この状況でウェッジコントロールの精度が欠如するのは、ウェッジショットを「究極の物理パズル」として完璧な計算で支配しようとするあまり、身体的な感覚や微調整がおろそかになるからだ。高弾道ストレートを打つドライバーとは異なり、ウェッジは多様なロフトとバウンスを使い分け、スピン量や高さを自在に操る技術が求められる。しかし、頭で考えすぎることで身体の動きが硬くなり、手打ちになったり、打ち急いだりして、球が散る原因となる。

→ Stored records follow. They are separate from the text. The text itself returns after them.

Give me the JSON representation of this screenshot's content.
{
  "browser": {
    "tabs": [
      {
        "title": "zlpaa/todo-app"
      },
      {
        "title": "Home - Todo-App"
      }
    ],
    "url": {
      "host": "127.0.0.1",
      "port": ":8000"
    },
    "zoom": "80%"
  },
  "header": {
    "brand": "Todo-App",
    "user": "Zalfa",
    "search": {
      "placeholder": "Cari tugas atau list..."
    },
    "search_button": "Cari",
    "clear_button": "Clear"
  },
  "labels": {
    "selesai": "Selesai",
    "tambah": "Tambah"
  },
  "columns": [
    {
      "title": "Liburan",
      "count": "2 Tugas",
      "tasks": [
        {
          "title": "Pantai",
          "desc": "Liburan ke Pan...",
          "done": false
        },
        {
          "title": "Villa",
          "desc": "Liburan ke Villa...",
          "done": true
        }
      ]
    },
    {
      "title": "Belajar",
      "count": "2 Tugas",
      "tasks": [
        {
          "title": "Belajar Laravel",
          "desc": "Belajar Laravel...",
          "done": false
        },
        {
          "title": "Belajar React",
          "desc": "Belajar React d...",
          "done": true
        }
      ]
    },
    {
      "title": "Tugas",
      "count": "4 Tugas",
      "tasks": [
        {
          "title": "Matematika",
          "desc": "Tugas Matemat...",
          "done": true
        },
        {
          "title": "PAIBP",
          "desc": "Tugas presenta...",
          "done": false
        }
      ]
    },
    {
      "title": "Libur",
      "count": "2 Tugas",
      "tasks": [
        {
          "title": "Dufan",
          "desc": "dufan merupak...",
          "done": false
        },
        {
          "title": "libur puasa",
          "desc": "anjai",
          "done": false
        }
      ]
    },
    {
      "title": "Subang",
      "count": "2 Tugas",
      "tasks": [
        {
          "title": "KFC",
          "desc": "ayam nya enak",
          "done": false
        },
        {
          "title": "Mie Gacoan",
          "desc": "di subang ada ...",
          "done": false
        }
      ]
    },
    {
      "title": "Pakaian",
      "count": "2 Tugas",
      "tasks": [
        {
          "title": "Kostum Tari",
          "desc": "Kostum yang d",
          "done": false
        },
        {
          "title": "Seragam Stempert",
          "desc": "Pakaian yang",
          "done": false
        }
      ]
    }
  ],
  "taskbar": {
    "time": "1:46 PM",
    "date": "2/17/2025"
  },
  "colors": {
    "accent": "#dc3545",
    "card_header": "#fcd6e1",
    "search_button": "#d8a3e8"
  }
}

ドライバーとアイアンの精度は一定水準に達しているにも関わらず、「ピン横5m以内に寄せる」という精密なウェッジコントロールが欠如していると、バーディチャンスが生まれないのが発明家女性の弱点だ。練習場では完璧なウェッジのスイング理論を確立しても、コースに出ると「なぜ距離感が合わない?」と、全く別人のスイングになる。この「頭でっかち」な状態が、焦りや自己嫌悪を生み、「スイングが一生固まらない」という悪循環に陥り、バーディを逃す悔しさから、さらに完璧な理論を追い求める。
この壁を破るには、「飛距離で稼ぐ」フェーズを卒業し、「寄せで稼ぐ」フェーズへの転換を促す必要がある。ウェッジ3本(50°・54°・58°前後)のフルスイング・3/4・1/2の距離を、各自が正確に把握するためのドリルと練習法を具体的に提示し、それを「無心でターゲットに運ぶ」という右脳的感覚と融合させる。ウェッジの物理法則を練習場で徹底的に分析し、コースでは「感覚」を信じて実行する。そうすることで、バーディチャンスを量産する精密なウェッジコントロールを習得できる。